AHMEDABAD: The Gujarat Real Estate Regulatory Authority (GujRERA ) has levied penalties totalling about Rs 3.5 crore on developers for breaching norms related to RERA-mandated bank accounts, intensifying regulatory action against builders who failed to deposit homebuyer funds as required under the Real Estate (Regulation and Development) Act, 2016.
As part of a recent enforcement exercise, GujRERA issued orders in eight suo motu cases and imposed fines ranging from Rs 95,000 to Rs 2 crore. The strictest action was taken against a Surat-based promoter, who was penalized Rs 2 crore for violations linked to mandatory fund-deposit provisions under the Act.
The move is being seen as one of the clearest indications yet that the regulator is tightening oversight of project funds and will act firmly against departures from statutory norms. Officials said GujRERA has begun proceeding against both types of violations – non-deposit of the stipulated share of collections into designated RERA accounts and withdrawals exceeding the limits allowed under the rules.

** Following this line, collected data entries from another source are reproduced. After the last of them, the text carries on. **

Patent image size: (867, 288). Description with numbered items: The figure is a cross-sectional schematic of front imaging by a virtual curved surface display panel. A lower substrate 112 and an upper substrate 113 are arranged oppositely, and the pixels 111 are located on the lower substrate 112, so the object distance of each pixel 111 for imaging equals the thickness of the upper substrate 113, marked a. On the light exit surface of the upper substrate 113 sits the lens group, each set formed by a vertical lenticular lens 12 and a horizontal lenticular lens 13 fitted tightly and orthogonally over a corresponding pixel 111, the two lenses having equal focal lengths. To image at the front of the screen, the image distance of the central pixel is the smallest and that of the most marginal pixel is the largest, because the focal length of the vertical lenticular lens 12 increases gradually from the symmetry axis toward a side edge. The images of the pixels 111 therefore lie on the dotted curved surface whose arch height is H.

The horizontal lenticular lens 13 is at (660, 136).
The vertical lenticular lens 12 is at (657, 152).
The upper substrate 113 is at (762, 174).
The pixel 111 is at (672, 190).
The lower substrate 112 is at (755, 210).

Under RERA regulations, every registered real estate project is required to maintain a separate designated bank account with a scheduled bank. Seventy per cent of the amount collected from allottees must be deposited in this account and used exclusively for land and construction expenses of the respective project. Withdrawals are permitted only in proportion to the stage of project completion and must be certified by an engineer, an architect, and a chartered accountant.
Officials said the latest penalties followed a scrutiny of financial statements submitted by promoters. The regulator examined whether buyer collections were routed through the designated account and whether withdrawals were aligned with the actual progress of construction.
“A detailed examination of builders’ financial data has been carried out, and based on the findings, suo motu proceedings have been initiated against hundreds of promoters for violations of RERA-designated bank account norms,” a senior GujRERA official said. “The authority is adopting a strict approach to both deposit defaults and excess withdrawals as these provisions are crucial for safeguarding homebuyers’ funds and ensuring money is utilized solely for project development,” the official added.
The official said the regulator is focused on strengthening financial discipline within the sector and preventing diversion of funds collected from buyers. The designated account mechanism is regarded as a key safeguard under RERA to ensure that money raised for a specific project is not diverted to other purposes or developments.
Recent orders indicate that GujRERA is expanding the scope of its compliance checks and could initiate additional proceedings in the months ahead. With financial records of numerous developers already under examination, more builders may face action if irregularities are detected in deposits or withdrawals connected to registered projects.
The ongoing crackdown is expected to send a strong signal to Gujarat’s real estate sector that violations of project fund management rules will invite financial penalties and heightened regulatory scrutiny, a RERA consultant said.